Conformément à la Directive, le rôle des cadres supérieurs chargés de la gestion de l’information ministérielle consiste à surveiller la mise en œuvre et l’application de la Directive au sein de leur ministère, en collaboration avec des intervenants clés, et notamment les chefs de la communication, les dirigeants principaux de l’information, les agents ministériels de la sécurité, les propriétaires des ressources informationnelles, les spécialistes fonctionnels, les coordonnateurs de l’accès à l’information et les coordonnateurs de la protection des renseignements personnels.

Toutefois, les cadres chargés d’assumer ces responsabilités ne prendraient pas part à la supervision de la mise en œuvre de toutes les politiques étroitement liées au gouvernement ouvert, telles que les politiques de communication et de gestion de l’information, et auraient donc une capacité limitée de faire connaître les moyens d’appliquer les valeurs de transparence du gouvernement ouvert et les exigences d’accès à l’information au quotidien.

Je pense que la création, au sein des institutions, d’un poste de dirigeant principal de la transparence, responsable de l’ensemble des politiques concernant le gouvernement ouvert, et notamment de celles relatives à l’accès à l’information, permettrait au gouvernement du Canada d’être mieux armé pour mettre en œuvre une vision intégrée.

Recommandation no 4.1 : Que le gouvernement du Canada nomme, au sein des institutions, des dirigeants principaux de la transparence chargés d’appliquer une vision intégrée pour un gouvernement ouvert.

Le Plan stipule que « la Directive appuiera la responsabilisation et la transparence au sens plus large, tout en veillant à ce que les exigences de transparence gouvernementale soient prises en considération dans l’élaboration et la mise en œuvre de tous les programmes et services fédéraux ».

Pour atteindre cet objectif, il est essentiel de mettre en place une approche ouverte qui pourrait être incluse dans les mémoires au Cabinet lorsque des propositions sur les politiques, les programmes, les initiatives et les propositions législatives sont présentées au Cabinet.

Ces dernières années par exemple, le nombre de lois contenant des formulations destinées à remplacer la Loi sur l’accès à l’information déposées au Parlement a augmenté.
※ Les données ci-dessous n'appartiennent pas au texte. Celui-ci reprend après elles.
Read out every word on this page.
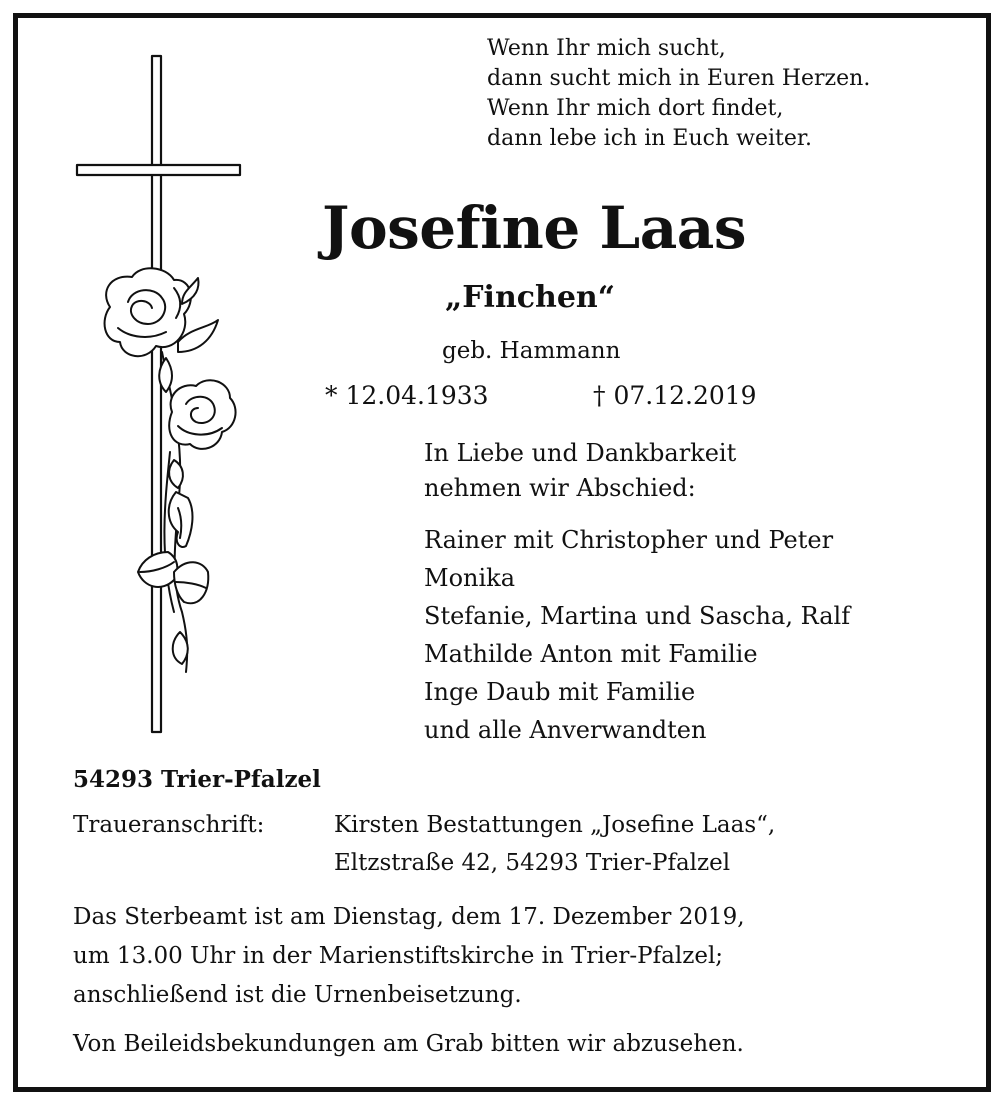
Wenn Ihr mich sucht,
dann sucht mich in Euren Herzen.
Wenn Ihr mich dort findet,
dann lebe ich in Euch weiter.
Josefine Laas
„Finchen“
geb. Hammann
* 12.04.1933	† 07.12.2019
In Liebe und Dankbarkeit
nehmen wir Abschied:
Rainer mit Christopher und Peter
Monika
Stefanie, Martina und Sascha, Ralf
Mathilde Anton mit Familie
Inge Daub mit Familie
und alle Anverwandten
54293 Trier-Pfalzel
Traueranschrift:	Kirsten Bestattungen „Josefine Laas“,
Eltzstraße 42, 54293 Trier-Pfalzel
Das Sterbeamt ist am Dienstag, dem 17. Dezember 2019,
um 13.00 Uhr in der Marienstiftskirche in Trier-Pfalzel;
anschließend ist die Urnenbeisetzung.
Von Beileidsbekundungen am Grab bitten wir abzusehen.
À mon avis, ces dispositions entravent le droit général d’accès à l’information gouvernementale et compliquent inutilement l’application de la Loi. Cela a d'ailleurs une incidence sur le programme du gouvernement en matière de transparence. En adoptant une approche ouverte, il deviendrait nécessaire de prouver que ces restrictions sont primordiales.

Recommandation no 4.2 : Que le gouvernement du Canada encourage l’adoption d’une approche ouverte autour de laquelle concevoir et appliquer les politiques, les programmes, les initiatives et les propositions législatives.

Le taux de divulgation a chuté, passant de 40,5  % en 1999-2000 à 21,6 % en 2012-2013, et ce, en dépit du fait que la Loi n’a pas été modifiée de façon importante durant cette période. Cela semble indiquer qu’il existe actuellement au sein de l’administration gouvernementale une mentalité centrée davantage sur la façon d’utiliser la Loi comme écran pour empêcher la divulgation de renseignements, plutôt que sur son emploi comme outil en faveur d’une divulgation.

Je recommande que le gouvernement du Canada s’engage à mettre en place des formations en accord avec le principe de « transparence par défaut » de la vision intégrée. Cela signifie que l’objectif de ces formations est de faire comprendre que les exceptions doivent rester limitées et particulières, et que l’exercice du pouvoir discrétionnaire doit se faire en faveur d’une divulgation maximale.

Recommandation no 4.3 : Que le gouvernement du Canada mette en place des formations afin de veiller à ce que tous les employés fédéraux concernés par la Loi sur l’accès à l’information l’interprètent en faveur d’une divulgation maximale.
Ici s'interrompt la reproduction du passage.